7. The method for preparing the liquid mycelium of Grifola frondosa according to any one of claims 1-6, characterized in that, Includes the following steps: S1. The preserved Grifola frondosa strain is inoculated onto a solid culture medium for activation to obtain an activated strain; S2. Inoculate the activated bacterial strain into the sterilized liquid culture medium and culture with shaking to obtain the primary liquid seed; S3. Inoculate the primary liquid seed into the sterilized liquid culture medium and culture it with aeration and stirring to obtain the liquid spawn of Grifola frondosa.
8. The preparation method according to claim 7, characterized in that, In S2, the shaking culture conditions are: culture temperature 23-26℃, shaking speed 120-180 r / min, and culture time 5-8 days; in S3, the inoculation amount of primary liquid seed is 3%-10%, the culture temperature is 23-25℃, the aeration rate is 0.3-0.8 vvm, the stirring speed is 80-160 r / min, and the culture time is 4-7 days.
9. A method for cultivating Grifola frondosa, characterized in that, Includes the following steps: Step 1, prepare the cultivation substrate; The cultivation substrate comprises the following components by weight percentage: The substrate contains 75%-85% broadleaf tree sawdust, 10%-18% wheat bran, 3%-6% corn flour, 0.5%-1.5% gypsum, and 0.3%-1.0% lime. The moisture content of the substrate is 60%-65%, and the pH is 5.8-6.

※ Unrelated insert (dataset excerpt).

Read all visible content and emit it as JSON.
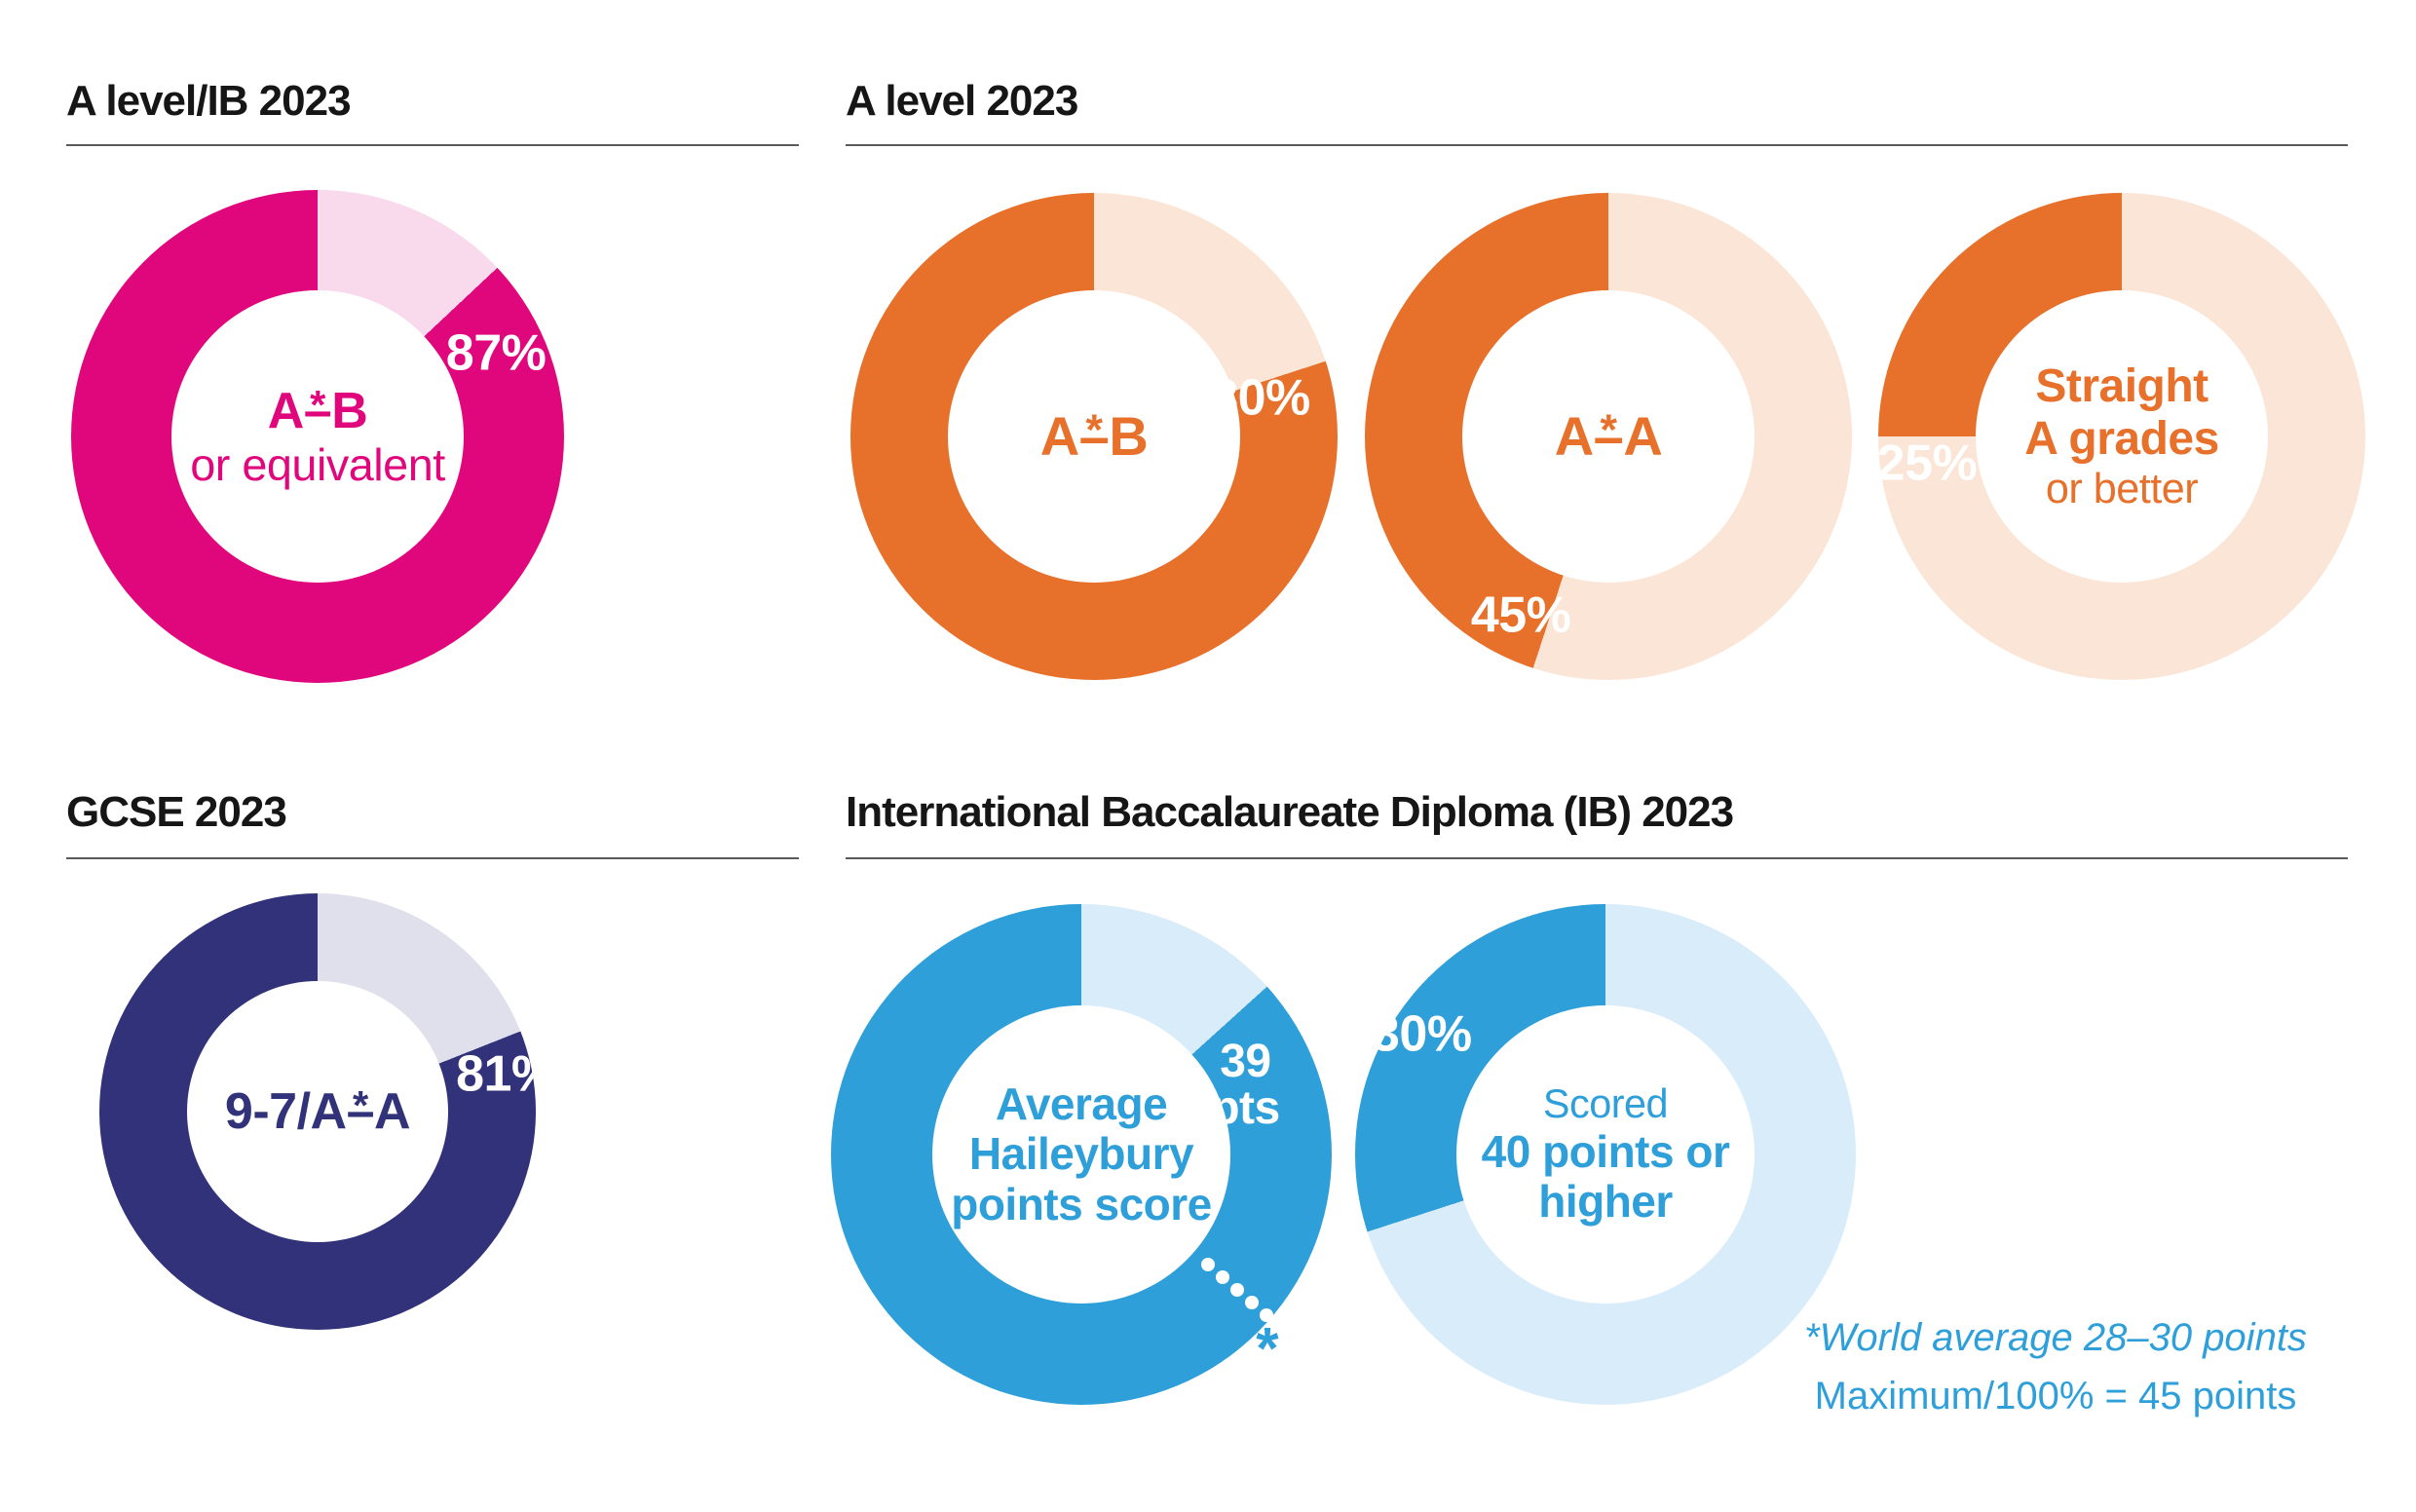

8. Step 2: Pack the cultivation substrate into bags; each bag of wet substrate weighs 1.2 kg. Step 3: Sterilize the bagged cultivation substrate; The sterilization conditions are: autoclaving at 121℃ for 2-3 hours, followed by cooling to room temperature after sterilization. Step 4: Inoculate with the Grifola frondosa liquid culture as described in any one of claims 1-6; Step 5: Perform mycelium incubation; The conditions for mycelial growth are: temperature 22-25℃, relative humidity 60%-70%, culture in the dark or with weak light, and mycelial growth time 25-40 days; Step 6: After the mycelium has grown, carry out post-ripening culture; The post-ripening culture conditions are: temperature 20-23℃, culture time 10-20 days; Step 7: Perform bud induction and mushroom production management; The conditions for inducing bud formation are: temperature 16-20℃, relative humidity 85%-95%, diffused light intensity 300-800 lx, and 8-12 hours of light per day; the conditions for managing fruiting are: temperature 16-22℃, relative humidity 85%-95%, diffused light intensity 500-1000 lx, and maintaining ventilation. Step 8: Harvest the fruiting bodies of the maitake mushroom.
10. The cultivation method according to claim 9, characterized in that: In step 4, the inoculation amount of Grifola frondosa liquid spawn is 1%-5% of the wet weight of the cultivation substrate.